Frequencies of cTfh are increased following infection and vaccination (1214, 26) and SARS-CoV-2 specific Tfh have been shown to correlate with neutralising antibody responses in convalescent individuals (44). We were interested to understand how cTfh frequency and phenotype related to the titres and neutralising strength of SARS-CoV-2 specific antibodies in our patient cohort.

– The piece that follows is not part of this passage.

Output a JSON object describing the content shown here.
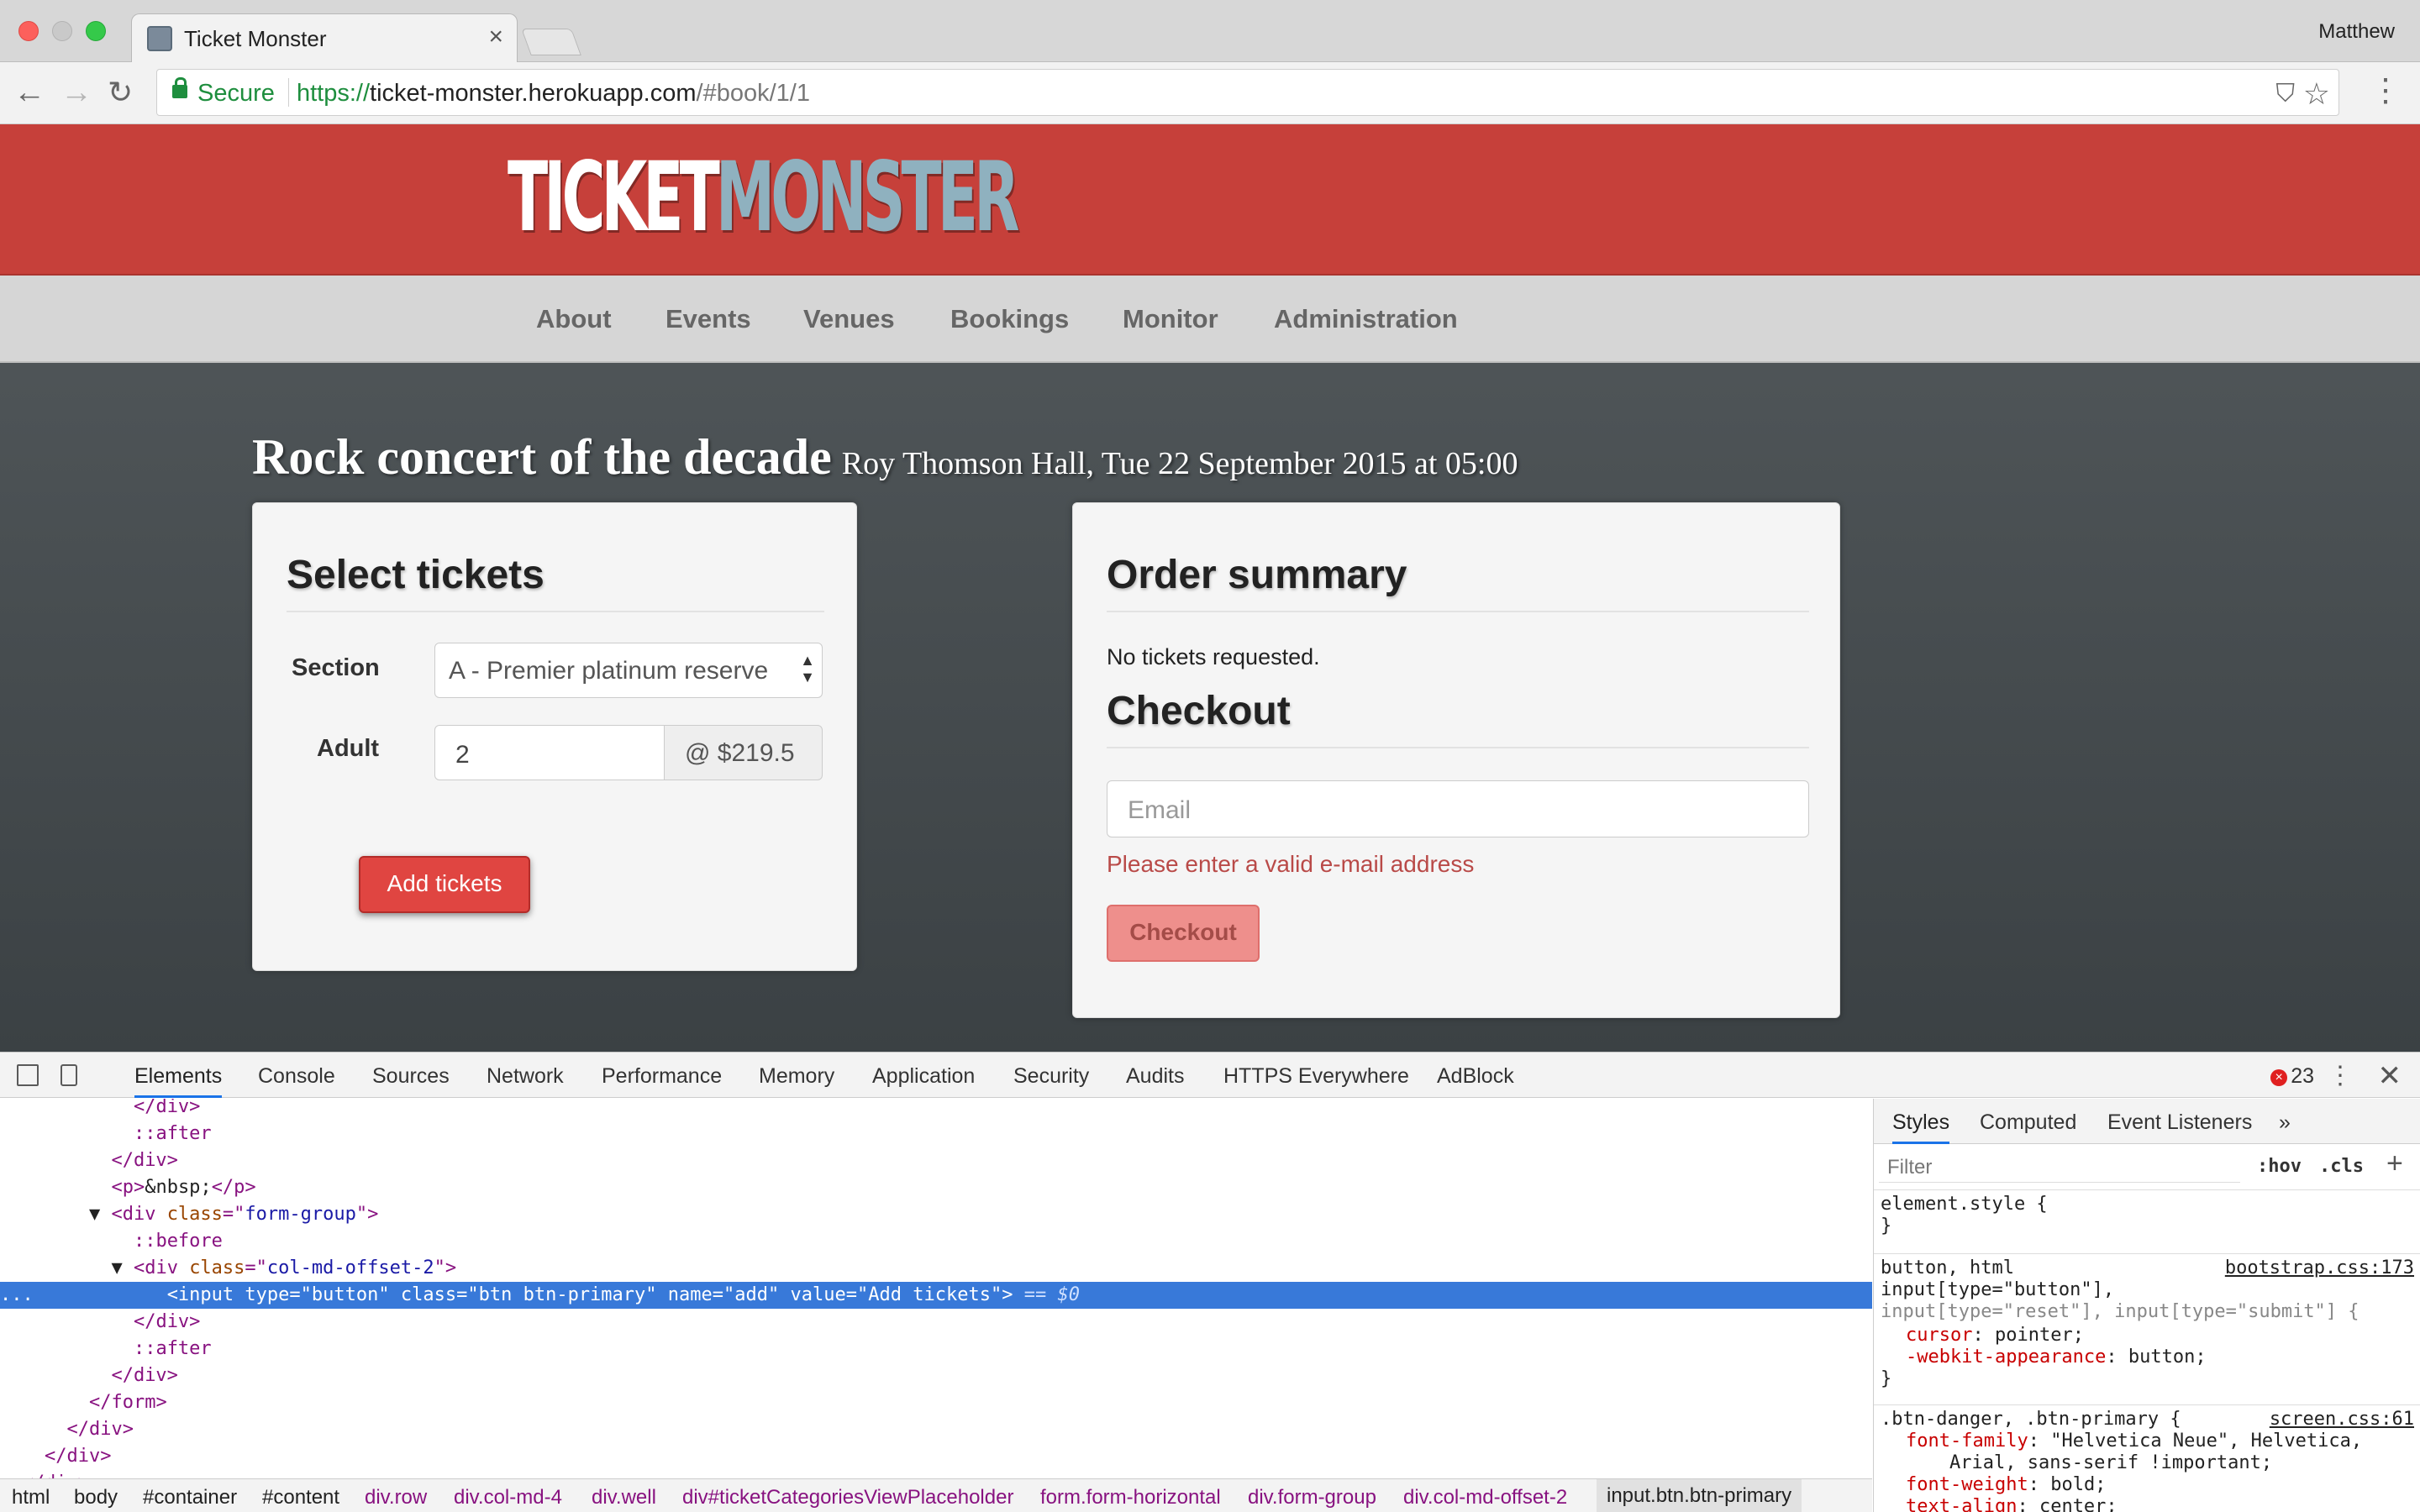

There were no statistically significant changes in the frequencies of cTfh (CD45RA-CXCR5+, for gating strategy see Supplementary Figure 4A) with increased antibody titres and neutralising strengths (Figure 4C). However, we found significantly increased frequencies of ICOS and CD38 expressing cTfh from individuals with high S1 IgG titres and stronger neutralising antibodies (Figure 4D). Similarly, higher expression of HLA-DR was linked to S1 IgG titre and neutralising strength (Figure 4D). While there was a trend for PD-1 expression to be elevated in individuals with detectable S1 IgG this was not statistically significant (Figure 4D). Another receptor highly expressed by Tfh is the coinhibitory receptor TIGIT (45), however its role in Tfh function is not well defined. Interestingly, when we probed expression of TIGIT on cTfh we saw that it was significantly lower in individuals with high S1 IgG titres and there was a trend for reduced TIGIT frequencies in individuals with strong neutralising antibodies (Figure 4E). This observation was even more striking when comparing TIGIT+ cTfh to ICOS+CD38+ cTfh; the ratio was lower in the high S1 IgG titre and potent neutralising antibody groups (Figure 4F). Consistent with the association between severe disease and higher S1 IgG titre and neutralising capacity, we also found that the ratio of TIGIT+ cTfh to ICOS+CD38+ cTfh was lower in severe disease (Figure 4G).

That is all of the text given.